Distraída, como de hábito, só percebi a jogada quando o jovem, olhando diretamente nos meus olhos, pedia a grana – meu marido já havia passado a dele.
No mesmo instante, falei :
- Preciso viajar! Não posso deixar de ir! Fiquei super nervosa, com medo de perder a viagem. Precisava levar o contrato de nosso aluguel que a minha mãe iria assinar.
- Estou Grávida ! - gritei com o rapaz que insistia em pegar a bolsa.
Nesse instante o jovem me deixou em paz e, surpreendentemente, devolveu o dinheiro que havia recolhido de meu marido.

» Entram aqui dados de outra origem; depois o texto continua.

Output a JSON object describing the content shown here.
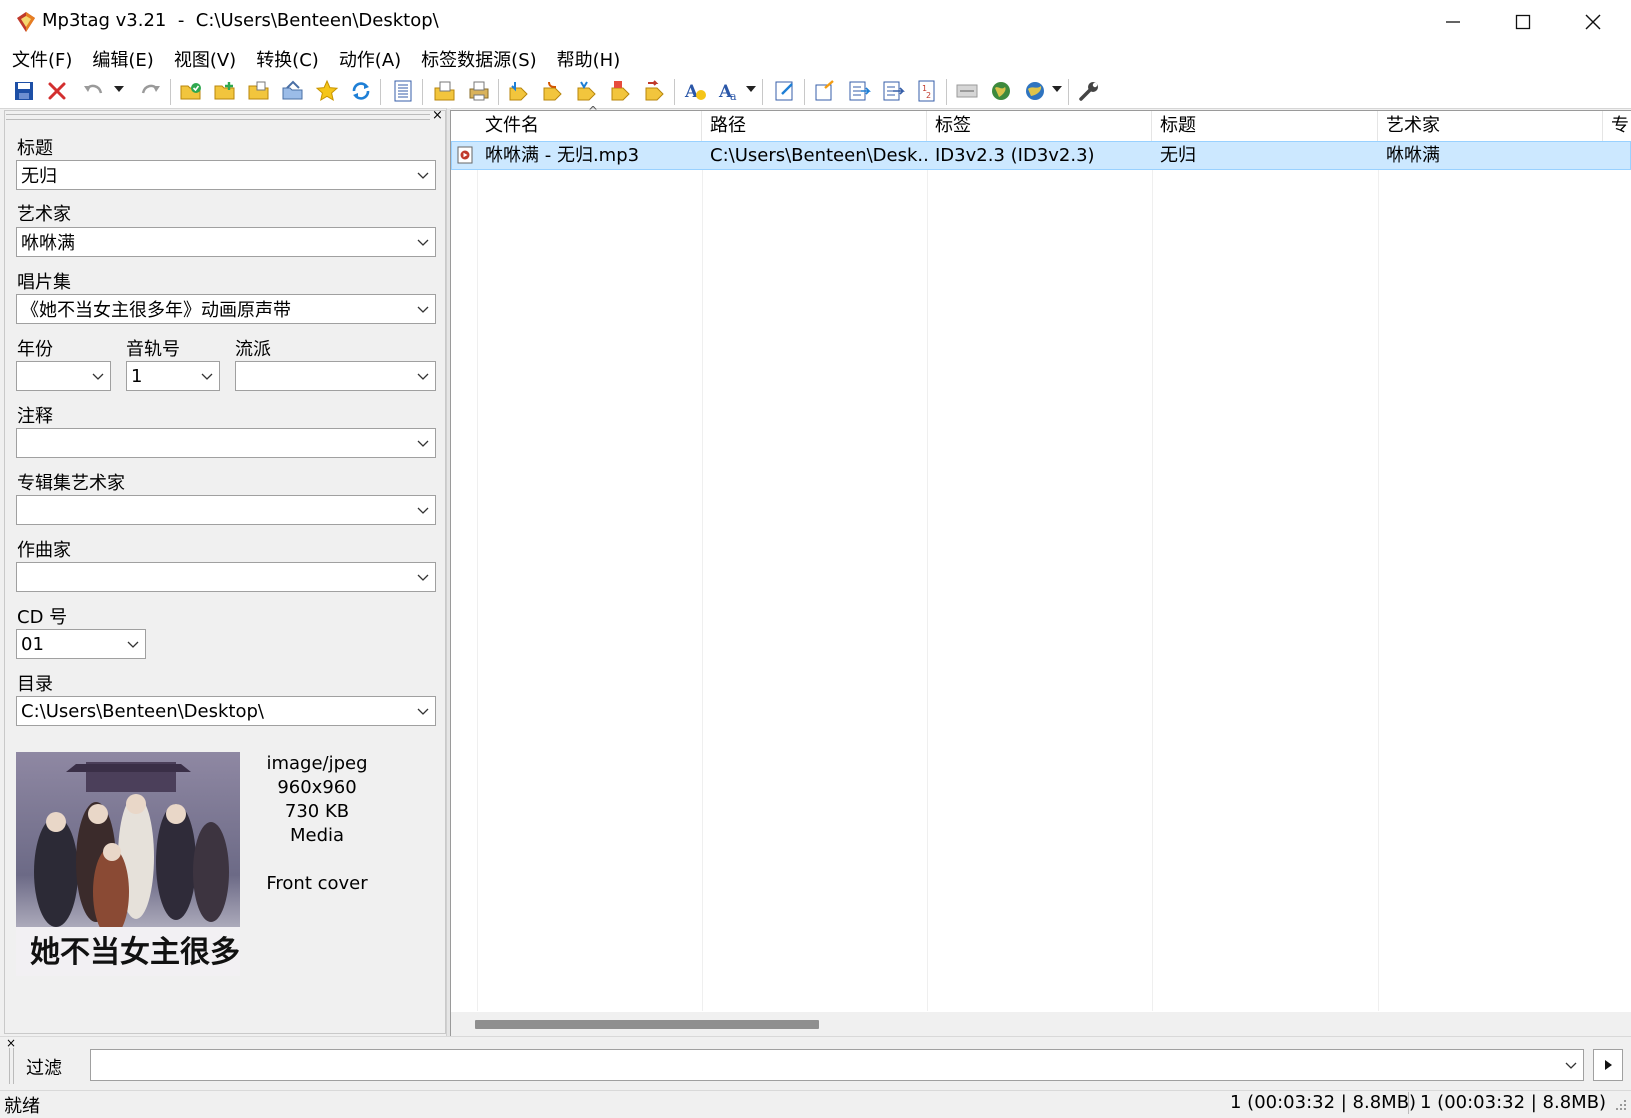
{
  "window": {
    "title": "Mp3tag v3.21  -  C:\\Users\\Benteen\\Desktop\\"
  },
  "menu": [
    "文件(F)",
    "编辑(E)",
    "视图(V)",
    "转换(C)",
    "动作(A)",
    "标签数据源(S)",
    "帮助(H)"
  ],
  "toolbar_icons": [
    "save-icon",
    "remove-tag-icon",
    "undo-icon",
    "undo-dropdown-icon",
    "redo-icon",
    "change-directory-icon",
    "add-directory-icon",
    "open-folder-icon",
    "favorite-folder-icon",
    "favorites-star-icon",
    "refresh-icon",
    "extended-tags-icon",
    "export-icon",
    "print-icon",
    "tag-filename-icon",
    "filename-tag-icon",
    "text-file-tag-icon",
    "tag-tag-icon",
    "rename-icon",
    "case-conversion-icon",
    "actions-icon",
    "actions-dropdown-icon",
    "edit-playlist-icon",
    "playlist-icon",
    "move-icon",
    "copy-icon",
    "sequence-icon",
    "discogs-icon",
    "web-source-icon",
    "web-source-2-icon",
    "web-source-dropdown-icon",
    "options-wrench-icon"
  ],
  "tag_panel": {
    "title_label": "标题",
    "title_value": "无归",
    "artist_label": "艺术家",
    "artist_value": "咻咻满",
    "album_label": "唱片集",
    "album_value": "《她不当女主很多年》动画原声带",
    "year_label": "年份",
    "year_value": "",
    "track_label": "音轨号",
    "track_value": "1",
    "genre_label": "流派",
    "genre_value": "",
    "comment_label": "注释",
    "comment_value": "",
    "album_artist_label": "专辑集艺术家",
    "album_artist_value": "",
    "composer_label": "作曲家",
    "composer_value": "",
    "disc_label": "CD 号",
    "disc_value": "01",
    "directory_label": "目录",
    "directory_value": "C:\\Users\\Benteen\\Desktop\\",
    "cover": {
      "mime": "image/jpeg",
      "dimensions": "960x960",
      "size": "730 KB",
      "type": "Media",
      "description": "Front cover",
      "title_text": "她不当女主很多年"
    }
  },
  "file_list": {
    "columns": [
      "文件名",
      "路径",
      "标签",
      "标题",
      "艺术家",
      "专"
    ],
    "rows": [
      {
        "filename": "咻咻满 - 无归.mp3",
        "path": "C:\\Users\\Benteen\\Desk...",
        "tag": "ID3v2.3 (ID3v2.3)",
        "title": "无归",
        "artist": "咻咻满"
      }
    ],
    "selected_row": 0
  },
  "filter": {
    "label": "过滤",
    "value": ""
  },
  "status": {
    "left": "就绪",
    "selected": "1 (00:03:32 | 8.8MB)",
    "total": "1 (00:03:32 | 8.8MB)"
  },
  "colors": {
    "selection_bg": "#cce8ff",
    "selection_border": "#99d1ff",
    "window_bg": "#f0f0f0"
  }
}
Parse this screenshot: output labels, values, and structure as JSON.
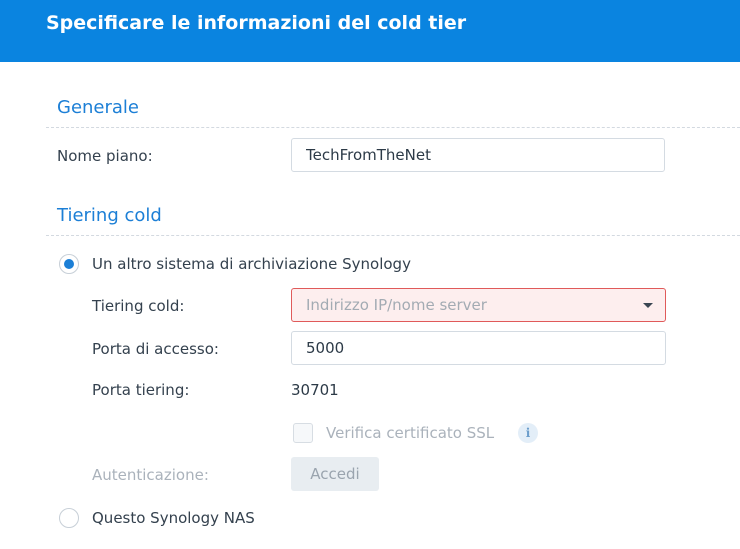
{
  "header": {
    "title": "Specificare le informazioni del cold tier"
  },
  "general": {
    "section_title": "Generale",
    "plan_name_label": "Nome piano:",
    "plan_name_value": "TechFromTheNet"
  },
  "cold_tiering": {
    "section_title": "Tiering cold",
    "option_other_synology": {
      "label": "Un altro sistema di archiviazione Synology",
      "selected": true
    },
    "tiering_cold_label": "Tiering cold:",
    "tiering_cold_placeholder": "Indirizzo IP/nome server",
    "access_port_label": "Porta di accesso:",
    "access_port_value": "5000",
    "tiering_port_label": "Porta tiering:",
    "tiering_port_value": "30701",
    "ssl_checkbox_label": "Verifica certificato SSL",
    "ssl_checked": false,
    "info_icon_glyph": "i",
    "authentication_label": "Autenticazione:",
    "login_button_label": "Accedi",
    "option_this_nas": {
      "label": "Questo Synology NAS",
      "selected": false
    }
  },
  "colors": {
    "header_bg": "#0a84e0",
    "section_title": "#1c7fd6",
    "error_border": "#e05a5a",
    "error_bg": "#fdeeee"
  }
}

Abruptamente, veio, por trás, outro assaltante e pegou de novo a bolsa pela alça, disse com um ar decidido:
- Passa já ! Senão eu lhe enfio a faca.
Olhei bem, em seus olhos negros – que até hoje não pude esquecer -, e respondi decidida:
- Pois enfie, que eu não vou dar !
A resistência fez a alça arrebentar.
Enquanto preparava a descida, na altura do bairro da Saúde, o primeiro rapaz, já na porta do ônibus, gritava: - deixe ela, que está grávida !
E, nesse instante, evaporam-se os quatro.
Haviam limpado os outros três passageiros que seguiam rumo a um culto em Caxias.
Meu marido me olhou terno, foi naquele instante que soube da minha gravidez, e olha que o bebê já estava nos protegendo.
Felizes com o desfecho da história distribuímos pelos três outros passageiros o dinheiro devolvido e, aliviados, seguimos para Teresópolis.